12 suspects impliqués dans un réseau de blanchiment à hauteur de 12 millions d’euros

Cités devant le tribunal correctionnel de Bruxelles.
Cités devant le tribunal correctionnel de Bruxelles. - Photonews

Selon le parquet, ce genre de pratiques est typique de ce que l’on appelle les «réseaux brésiliens», qui s’installent régulièrement en Belgique depuis plusieurs années. « Des Brésiliens ou des Portugais reprennent ou créent des entreprises belges dans les secteurs de la construction ou du nettoyage industriel », explique le procureur Gilles Blondeau. « Il ne s’agit cependant que de sociétés fictives, comprenez des sociétés qui n’exercent aucune activité réelle mais qui sont utilisées pour commettre des actes répréhensibles. »

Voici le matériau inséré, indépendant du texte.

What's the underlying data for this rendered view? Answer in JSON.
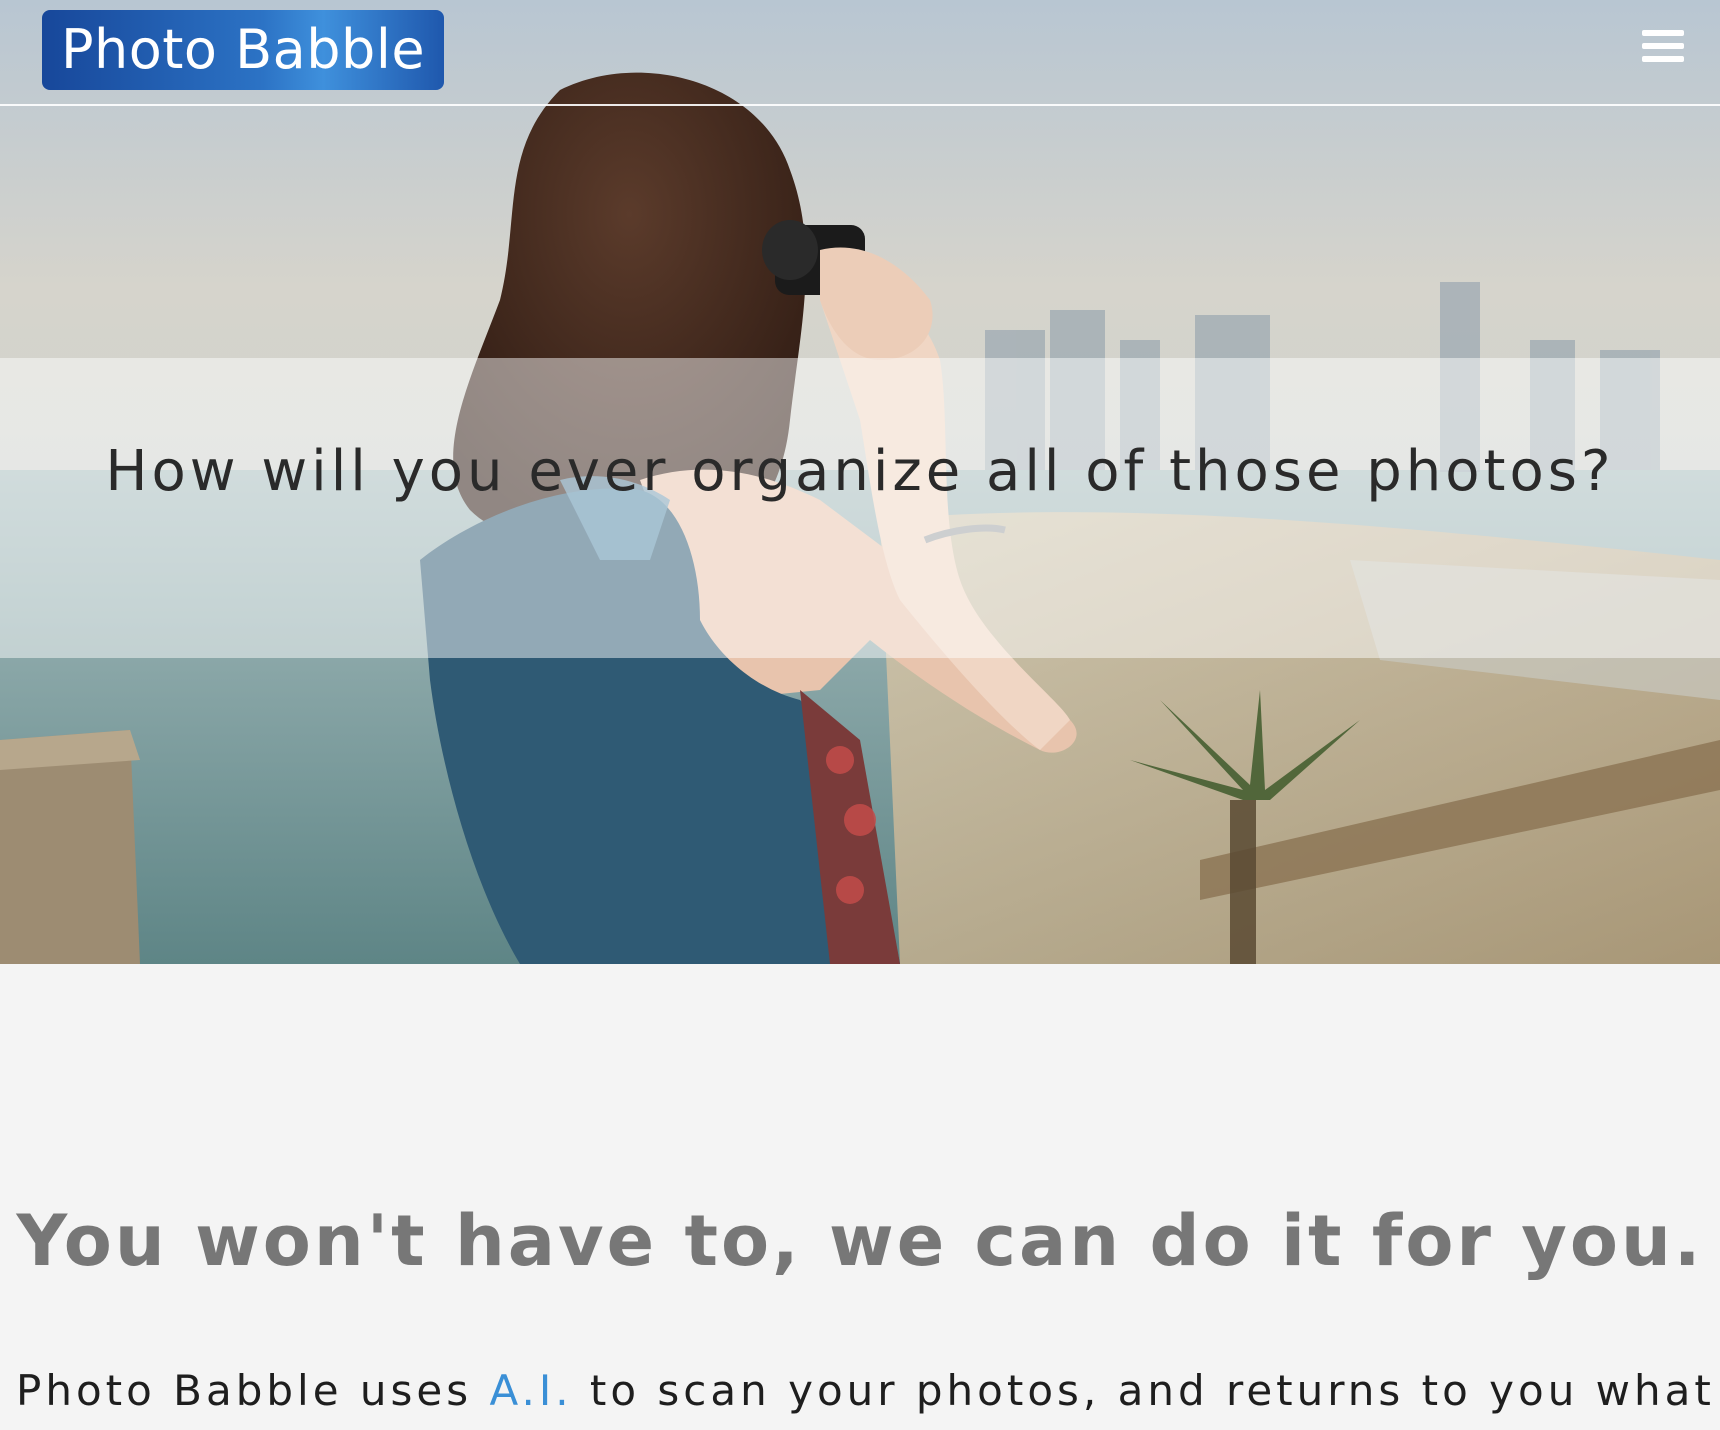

« Si de véritables entreprises du secteur de la construction ou du nettoyage, par exemple, veulent employer des travailleurs non déclarés, elles ont besoin d’argent noir en liquide pour les rémunérer », précise le porte-parole du parquet. « Cet argent est commandé à une organisation criminelle comme celles-ci, qui met en place un système de fausse transactions et de fausses facturation grâce à ses sociétés écrans. Les entreprises qui ont besoin d’argent noir paient de fausses factures pour des services inexistants sur le compte de la société fictive impliquée. L’argent est ensuite retiré, parfois après avoir transité par plusieurs comptes différents, afin d’opacifier encore plus les activités criminelles et les rendre plus difficiles à détecter. Finalement, après avoir déduit une commission, l’organisation criminelle remet l’argent aux entreprises de construction ou de nettoyage qui peuvent l’utiliser pour payer leurs employés non déclarés. »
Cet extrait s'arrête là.